Determine representation matrix of orthogonal projection

Question

Let $V=\mathbb C^2$, $\mathcal E$ be the standard basis of $V$ and let $$U = \left\{ \begin{pmatrix} z_1 \\ z_2 \end{pmatrix}\in V | (1+i)z_1 + (3+2i)z_2 = 0 \right\}.$$ Finally let $p:V\to V$ be the orthogonal projection from $V$ to $U$ wrt the canoical scalar product on $V$. I'm trying to find that $A:=M_{\mathcal E}^{\mathcal E}(p)$, and I really do not know how. I could imagine that A is hermitian, or that I have to somehow construct a basis of U. How do I go about doing this? This has given me many troubles so far.

Answer 1

Note: Since the problem involves complex numbers, I assume everywhere you say "orthogonal" you mean "unitary." In this case the canonical scalar product between two vectors $\vec{v}, \vec{w}$ is $\vec{v}^* \vec{w}$, where the asterisk denotes the complex conjugate transpose of a matrix.

$U$ is one-dimensional (i.e. all vectors in it point in the same direction), so finding an orthonormal basis for it is easy. Note that any vector of $U$ is of the form $$\begin{pmatrix} z_1 \\ z_2 \end{pmatrix} = t\begin{pmatrix} 3 + 2i \\ -1 - i \end{pmatrix}$$ for some $t \in \mathbb{C}$. This is obtained just by solving the equation that vectors in $U$ satisfy.

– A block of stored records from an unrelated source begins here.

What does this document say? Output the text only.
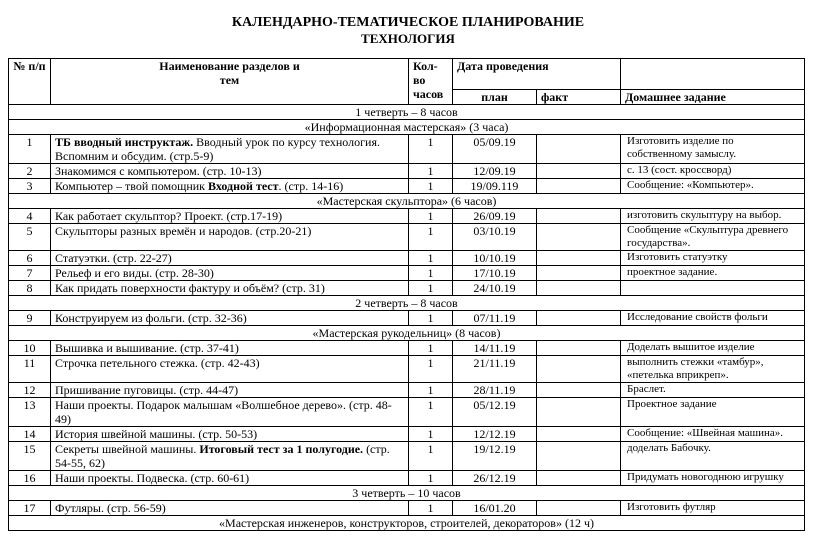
КАЛЕНДАРНО-ТЕМАТИЧЕСКОЕ ПЛАНИРОВАНИЕ
ТЕХНОЛОГИЯ
№ п/п	Наименование разделов и тем	Кол-во часов	Дата проведения		
			план	факт	Домашнее задание
1 четверть – 8 часов					
«Информационная мастерская» (3 часа)					
1	ТБ вводный инструктаж. Вводный урок по курсу технология. Вспомним и обсудим. (стр.5-9)	1	05/09.19		Изготовить изделие по собственному замыслу.
2	Знакомимся с компьютером. (стр. 10-13)	1	12/09.19		с. 13 (сост. кроссворд)
3	Компьютер – твой помощник Входной тест. (стр. 14-16)	1	19/09.119		Сообщение: «Компьютер».
«Мастерская скульптора» (6 часов)					
4	Как работает скульптор? Проект. (стр.17-19)	1	26/09.19		изготовить скульптуру на выбор.
5	Скульпторы разных времён и народов. (стр.20-21)	1	03/10.19		Сообщение «Скульптура древнего государства».
6	Статуэтки. (стр. 22-27)	1	10/10.19		Изготовить статуэтку
7	Рельеф и его виды. (стр. 28-30)	1	17/10.19		проектное задание.
8	Как придать поверхности фактуру и объём? (стр. 31)	1	24/10.19		
2 четверть – 8 часов					
9	Конструируем из фольги. (стр. 32-36)	1	07/11.19		Исследование свойств фольги
«Мастерская рукодельниц» (8 часов)					
10	Вышивка и вышивание. (стр. 37-41)	1	14/11.19		Доделать вышитое изделие
11	Строчка петельного стежка. (стр. 42-43)	1	21/11.19		выполнить стежки «тамбур», «петелька вприкреп».
12	Пришивание пуговицы. (стр. 44-47)	1	28/11.19		Браслет.
13	Наши проекты. Подарок малышам «Волшебное дерево». (стр. 48-49)	1	05/12.19		Проектное задание
14	История швейной машины. (стр. 50-53)	1	12/12.19		Сообщение: «Швейная машина».
15	Секреты швейной машины. Итоговый тест за 1 полугодие. (стр. 54-55, 62)	1	19/12.19		доделать Бабочку.
16	Наши проекты. Подвеска. (стр. 60-61)	1	26/12.19		Придумать новогоднюю игрушку
3 четверть – 10 часов					
17	Футляры. (стр. 56-59)	1	16/01.20		Изготовить футляр
«Мастерская инженеров, конструкторов, строителей, декораторов» (12 ч)					
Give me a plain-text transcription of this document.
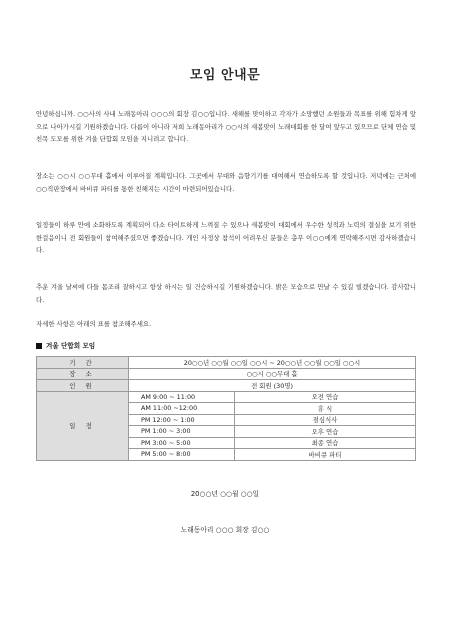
모임 안내문
안녕하십니까. ○○사의 사내 노래동아리 ○○○의 회장 김○○입니다. 새해를 맞이하고 각자가 소망했던 소원들과 목표를 위해 힘차게 앞으로 나아가시길 기원하겠습니다. 다름이 아니라 저희 노래동아리가 ○○시의 새봄맞이 노래대회를 한 달여 앞두고 있으므로 단체 연습 및 친목 도모를 위한 겨울 단합회 모임을 지니려고 합니다.
장소는 ○○시 ○○무대 홀에서 이루어질 계획입니다. 그곳에서 무대와 음향기기를 대여해서 연습하도록 할 것입니다. 저녁에는 근처에 ○○직판장에서 바비큐 파티를 통한 친해지는 시간이 마련되어있습니다.
일정들이 하루 안에 소화하도록 계획되어 다소 타이트하게 느껴질 수 있으나 새봄맞이 대회에서 우수한 성적과 노력의 결실을 보기 위한 한걸음이니 전 회원들이 참여해주셨으면 좋겠습니다. 개인 사정상 참석이 어려우신 분들은 총무 이○○에게 연락해주시면 감사하겠습니다.
추운 겨울 날씨에 다들 몸조리 잘하시고 항상 하시는 일 건승하시길 기원하겠습니다. 밝은 모습으로 만날 수 있길 빌겠습니다. 감사합니다.
자세한 사항은 아래의 표를 참조해주세요.
겨울 단합회 모임
기 간	20○○년 ○○월 ○○일 ○○시 ~ 20○○년 ○○월 ○○일 ○○시	
장 소	○○시 ○○무대 홀	
인 원	전 회원 (30명)	
일 정	AM 9:00 ~ 11:00	오전 연습
	AM 11:00 ~12:00	휴 식
	PM 12:00 ~ 1:00	점심식사
	PM 1:00 ~ 3:00	오후 연습
	PM 3:00 ~ 5:00	최종 연습
	PM 5:00 ~ 8:00	바비큐 파티
20○○년 ○○월 ○○일
노래동아리 ○○○ 회장 김○○
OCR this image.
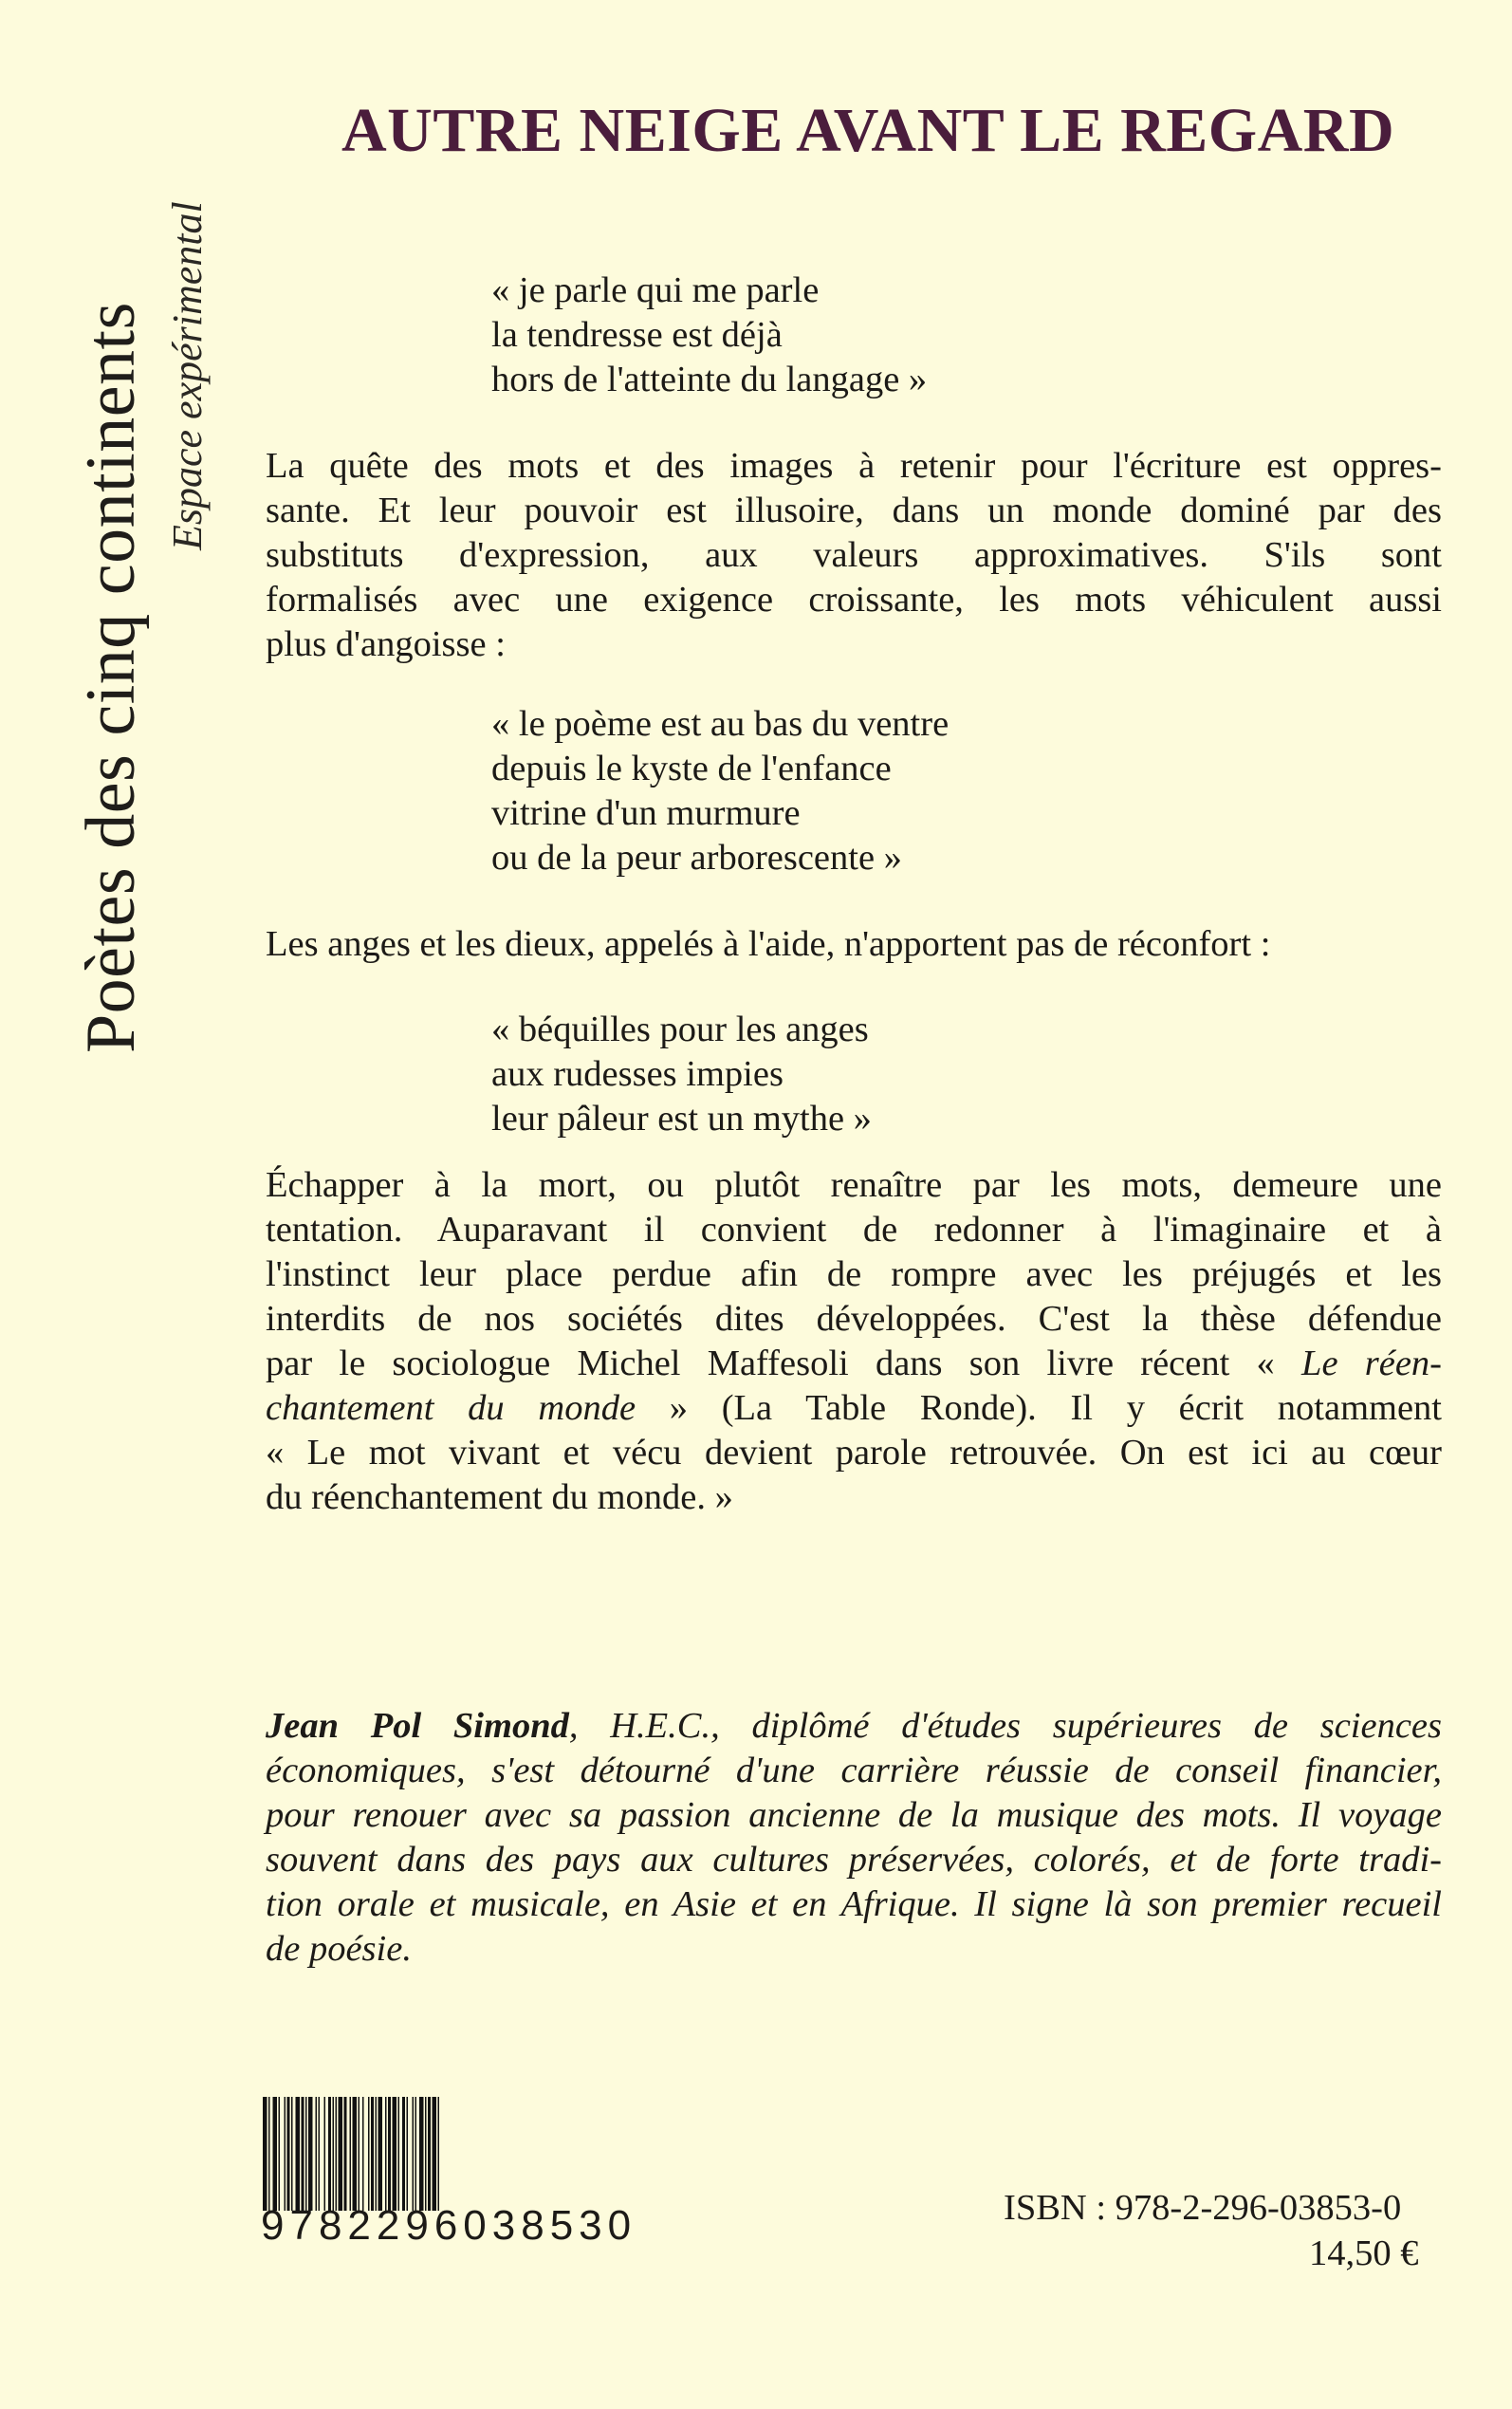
Poètes des cinq continents Espace expérimental
AUTRE NEIGE AVANT LE REGARD
« je parle qui me parle
la tendresse est déjà
hors de l'atteinte du langage »
La quête des mots et des images à retenir pour l'écriture est oppres-
sante. Et leur pouvoir est illusoire, dans un monde dominé par des
substituts d'expression, aux valeurs approximatives. S'ils sont
formalisés avec une exigence croissante, les mots véhiculent aussi
plus d'angoisse :
« le poème est au bas du ventre
depuis le kyste de l'enfance
vitrine d'un murmure
ou de la peur arborescente »
Les anges et les dieux, appelés à l'aide, n'apportent pas de réconfort :
« béquilles pour les anges
aux rudesses impies
leur pâleur est un mythe »
Échapper à la mort, ou plutôt renaître par les mots, demeure une
tentation. Auparavant il convient de redonner à l'imaginaire et à
l'instinct leur place perdue afin de rompre avec les préjugés et les
interdits de nos sociétés dites développées. C'est la thèse défendue
par le sociologue Michel Maffesoli dans son livre récent « Le réen-
chantement du monde » (La Table Ronde). Il y écrit notamment
« Le mot vivant et vécu devient parole retrouvée. On est ici au cœur
du réenchantement du monde. »
Jean Pol Simond, H.E.C., diplômé d'études supérieures de sciences
économiques, s'est détourné d'une carrière réussie de conseil financier,
pour renouer avec sa passion ancienne de la musique des mots. Il voyage
souvent dans des pays aux cultures préservées, colorés, et de forte tradi-
tion orale et musicale, en Asie et en Afrique. Il signe là son premier recueil
de poésie.
9782296038530	ISBN : 978-2-296-03853-0
14,50 €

To find an orthonormal basis for $U$, we must find a vector of unit norm in $U$; this occurs when $$t = \left(|3 + 2i|^2 + |-1 - i|^2\right)^{-1/2} = \frac{1}{\sqrt{15}}$$ From here, let us denote $$\vec{u} = \frac{1}{\sqrt 15}\begin{pmatrix} 3 + 2i \\ -1 - i \end{pmatrix}$$ which is the sole element of an orthonormal basis for $U$. The orthogonal projection of some vector $\vec{v} \in V$ onto $U$ is then given by $$\text{proj}_{\vec{u}}(\vec{v}) = (\vec{v} \cdot \vec{u}) \vec{u} = \vec{u} \vec{u}^* \vec{v}$$ And hence we can see that the matrix representing the projection is given by $$A = \vec{u} \vec{u}^* = \frac{1}{15} \begin{pmatrix} 13 & 1 + 5i \\ 1 - 5i & 2\end{pmatrix}$$